OSLO, JAN 23: A UN climate panel will project wrenching disruptions to nature by 2100 in a report next week blaming human use of fossil fuels more clearly than ever for global warming, scientific sources said.
A draft report based on work by 2,500 scientists and due for release on February 2 in Paris, draws on research showing greenhouse gases at their highest levels for 650,000 years, fuelling a warming likely to bring more droughts, floods and rising seas.
The report by the Intergovernmental Panel on Climate Change (IPCC) may have some good news, however, by toning down chances of the biggest temperature and sea level rises projected in the IPCC's previous 2001 study, the sources said. But it will also revise up its lowest projections.
"The main good news is that we have a clearer idea of what we are up against," one source said.
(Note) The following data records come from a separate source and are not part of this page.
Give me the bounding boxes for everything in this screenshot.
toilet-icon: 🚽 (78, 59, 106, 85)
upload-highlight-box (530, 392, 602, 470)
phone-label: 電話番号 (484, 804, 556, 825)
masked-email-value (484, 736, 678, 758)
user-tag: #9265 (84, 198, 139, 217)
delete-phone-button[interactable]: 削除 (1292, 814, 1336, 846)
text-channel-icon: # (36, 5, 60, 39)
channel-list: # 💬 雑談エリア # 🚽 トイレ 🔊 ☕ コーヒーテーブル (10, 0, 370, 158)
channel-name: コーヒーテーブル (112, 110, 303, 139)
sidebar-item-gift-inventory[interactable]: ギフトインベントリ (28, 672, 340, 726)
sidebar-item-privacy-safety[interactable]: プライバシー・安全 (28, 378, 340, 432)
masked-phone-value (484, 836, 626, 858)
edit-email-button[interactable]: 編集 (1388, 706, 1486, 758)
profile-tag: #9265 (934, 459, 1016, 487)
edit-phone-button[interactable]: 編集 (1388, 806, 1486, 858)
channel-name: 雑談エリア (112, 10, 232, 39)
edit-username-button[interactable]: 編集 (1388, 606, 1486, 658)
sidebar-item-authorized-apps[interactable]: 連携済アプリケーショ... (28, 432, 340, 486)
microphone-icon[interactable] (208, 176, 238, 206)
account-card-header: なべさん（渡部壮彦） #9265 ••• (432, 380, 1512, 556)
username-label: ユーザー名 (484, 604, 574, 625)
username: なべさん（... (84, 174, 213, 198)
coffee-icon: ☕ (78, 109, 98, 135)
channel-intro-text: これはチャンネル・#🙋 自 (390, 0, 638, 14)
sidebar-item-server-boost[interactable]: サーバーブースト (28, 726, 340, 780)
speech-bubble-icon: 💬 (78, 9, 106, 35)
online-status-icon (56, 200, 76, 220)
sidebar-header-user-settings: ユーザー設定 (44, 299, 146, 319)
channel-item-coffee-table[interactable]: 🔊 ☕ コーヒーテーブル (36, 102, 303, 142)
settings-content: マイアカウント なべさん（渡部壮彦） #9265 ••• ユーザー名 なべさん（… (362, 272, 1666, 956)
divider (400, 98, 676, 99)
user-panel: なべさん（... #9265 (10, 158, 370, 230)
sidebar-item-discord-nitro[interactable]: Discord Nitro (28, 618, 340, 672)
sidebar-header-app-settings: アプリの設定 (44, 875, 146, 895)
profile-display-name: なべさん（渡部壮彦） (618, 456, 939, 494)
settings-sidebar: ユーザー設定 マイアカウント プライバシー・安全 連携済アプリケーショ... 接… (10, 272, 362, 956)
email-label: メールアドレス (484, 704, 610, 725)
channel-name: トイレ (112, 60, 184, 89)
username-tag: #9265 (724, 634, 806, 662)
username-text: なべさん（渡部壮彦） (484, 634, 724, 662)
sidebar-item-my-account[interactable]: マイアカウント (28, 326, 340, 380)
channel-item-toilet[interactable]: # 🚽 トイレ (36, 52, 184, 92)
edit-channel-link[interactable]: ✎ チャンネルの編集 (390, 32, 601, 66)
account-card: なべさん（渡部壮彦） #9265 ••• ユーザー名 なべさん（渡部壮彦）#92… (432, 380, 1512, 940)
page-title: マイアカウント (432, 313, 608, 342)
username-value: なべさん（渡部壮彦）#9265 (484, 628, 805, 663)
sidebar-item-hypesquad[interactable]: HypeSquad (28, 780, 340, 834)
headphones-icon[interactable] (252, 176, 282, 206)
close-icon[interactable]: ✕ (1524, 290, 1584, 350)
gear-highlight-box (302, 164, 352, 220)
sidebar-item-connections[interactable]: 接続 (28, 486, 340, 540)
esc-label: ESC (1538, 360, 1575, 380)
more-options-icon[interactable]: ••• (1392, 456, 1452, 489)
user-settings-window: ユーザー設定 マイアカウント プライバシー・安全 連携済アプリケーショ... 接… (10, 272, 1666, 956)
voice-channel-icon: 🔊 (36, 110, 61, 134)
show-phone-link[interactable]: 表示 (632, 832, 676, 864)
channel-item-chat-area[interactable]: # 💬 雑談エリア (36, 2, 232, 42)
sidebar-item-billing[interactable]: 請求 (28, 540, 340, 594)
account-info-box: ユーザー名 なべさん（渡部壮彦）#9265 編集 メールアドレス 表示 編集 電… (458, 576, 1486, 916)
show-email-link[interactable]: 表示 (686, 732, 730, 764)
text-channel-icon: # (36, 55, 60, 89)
The report will set the tone for work in extending the UN's Kyoto Protocol, the main international plan for curbing global warming, beyond 2012.
The IPCC will say it is at least 90% sure that human activities, led by burning fossil fuels, are to blame for a warming over the past 50 years.
The draft conclusion that the link is "very likely" would mark a strengthening from "likely" in the 2001 report -- a probability of 66-90 %.
Quite often much of the debate is 'what level of certainty do we have around some of these phrases?'," said Robert Watson, World Bank chief scientist who chaired the previous 2001 report.